When Sean Marks took over as GM of the Nets two years ago, the outlook was bleak and optimism low. The team had been rinsed of its draft picks for four years thanks to that fateful trade with the Celtics and were one of the worst teams in the league.
Normally, hope exists for all teams, no matter how putrid the on-court product is because at least losing contributes to the chance of drafting a star in the next draft. The Nets, of course, have been devoid of that hope which compounds the losing.
But this season, head coach Kenny Atkinson has earned plaudits, as well as the front office, for making the best they can with what they have. The team has improved, which is all Atkinson is looking for at this stage of the rebuild.

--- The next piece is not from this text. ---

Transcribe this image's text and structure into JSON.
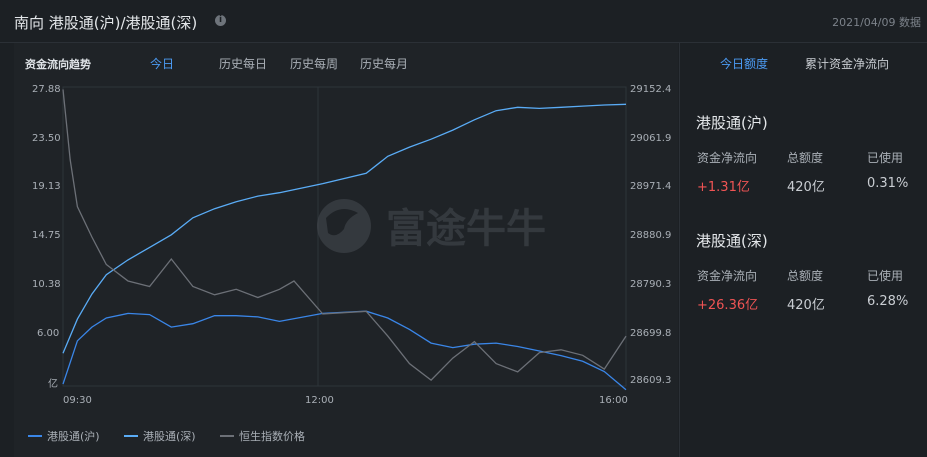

"We're a better team," Atkinson told Mike Scotto of The Athletic. "We've added players, and some of our players have developed, so yeah. Listen, we haven't accomplished anything. ... Hopefully, at the end of this year, there's tangible progress where we're eight games better, 10 games better than last year. I think that's important for our culture. I know we talk the process and just worrying about improving, I do believe that. ... The bottom line in this league is winning, so to show that improvement I think gives our guys more confidence."

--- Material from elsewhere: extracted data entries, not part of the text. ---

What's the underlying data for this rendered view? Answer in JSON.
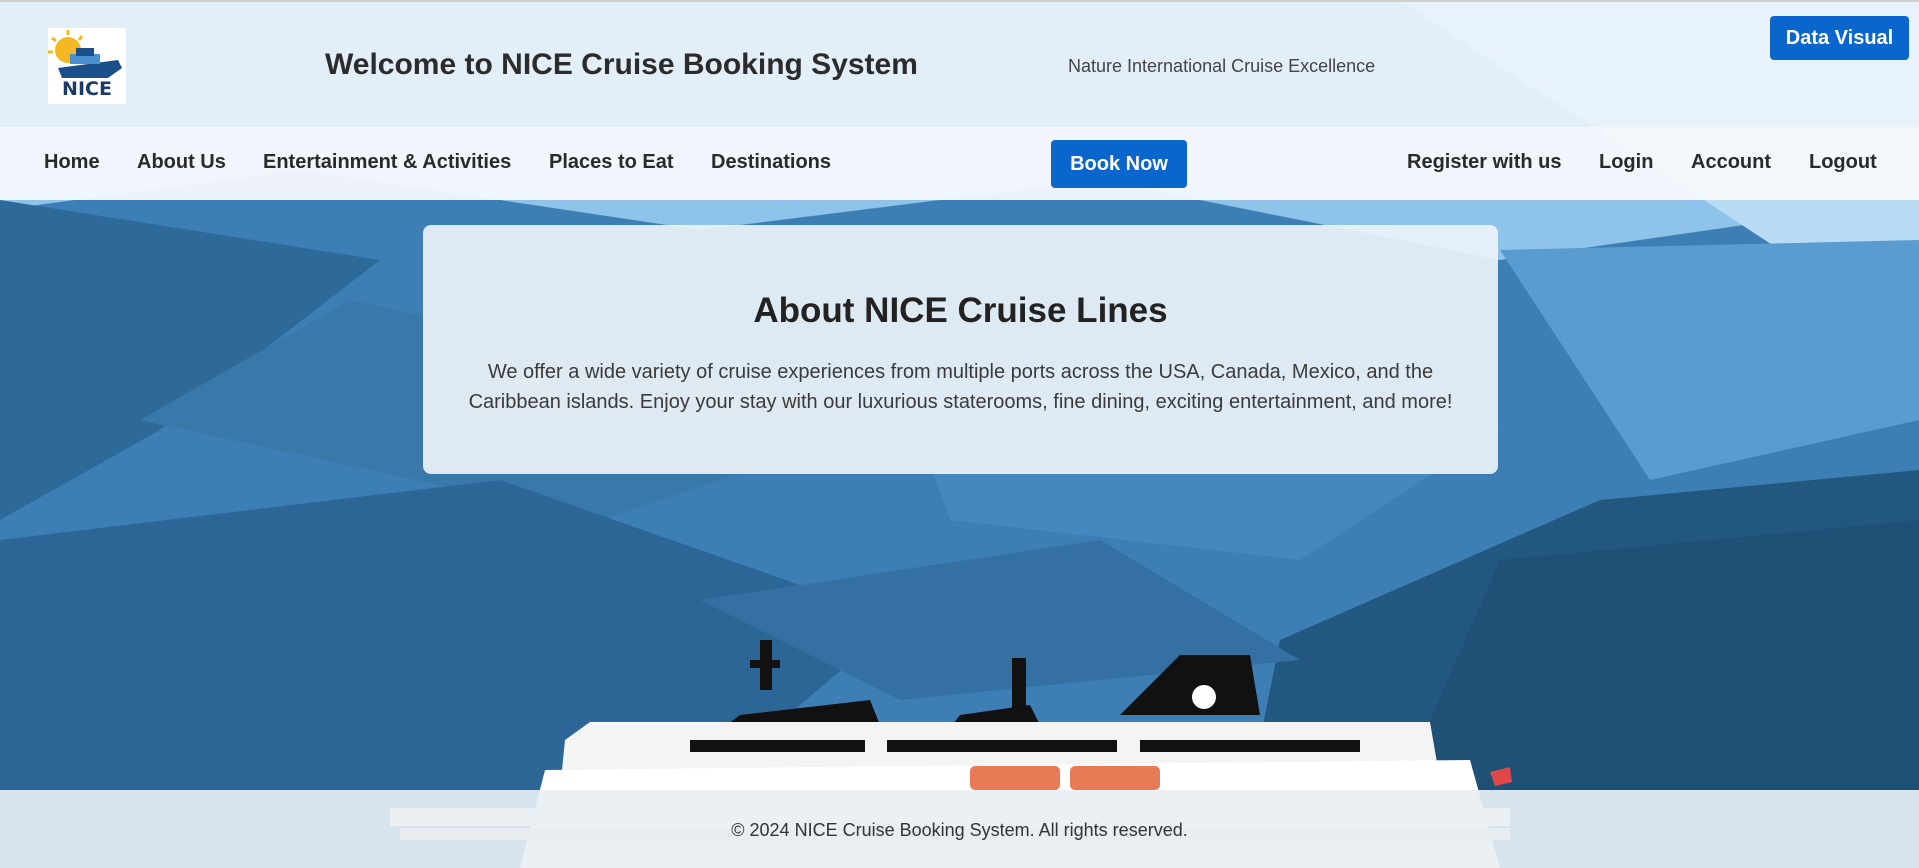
{
  "header": {
    "logo_text": "NICE",
    "title": "Welcome to NICE Cruise Booking System",
    "tagline": "Nature International Cruise Excellence",
    "data_visual_label": "Data Visual"
  },
  "nav": {
    "left_items": [
      {
        "label": "Home"
      },
      {
        "label": "About Us"
      },
      {
        "label": "Entertainment & Activities"
      },
      {
        "label": "Places to Eat"
      },
      {
        "label": "Destinations"
      }
    ],
    "book_now_label": "Book Now",
    "right_items": [
      {
        "label": "Register with us"
      },
      {
        "label": "Login"
      },
      {
        "label": "Account"
      },
      {
        "label": "Logout"
      }
    ]
  },
  "about": {
    "title": "About NICE Cruise Lines",
    "line1": "We offer a wide variety of cruise experiences from multiple ports across the USA, Canada, Mexico, and the",
    "line2": "Caribbean islands. Enjoy your stay with our luxurious staterooms, fine dining, exciting entertainment, and more!"
  },
  "footer": {
    "copyright": "© 2024 NICE Cruise Booking System. All rights reserved."
  },
  "colors": {
    "accent": "#0a66cc",
    "sky_dark": "#2f6f9f",
    "sky_light": "#7db9e6"
  }
}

Last season, the Nets went 20-62. This season, before their game on Thursday night against the Hornets, the team is 19-40, meaning they'll need to play close to .500 basketball for the rest of the season to make a 10-win improvement on last year.
They had no choice but to try and win as the Cavaliers will reap the rewards of their losing. But at the risk of indirectly complimenting himself, Marks is happy with how the front office has been able to work around the bad hand they've been dealt from the past regime by finding ways to add draft picks.
"I think what we've done in terms of just being as creative as we can in terms of adding some more of these draft picks, they're really just tools," Marks said. "Whether it's future picks years out and so forth, adding them back in, we never know when and how we're going to use them. It's nice to at least have them at our disposal."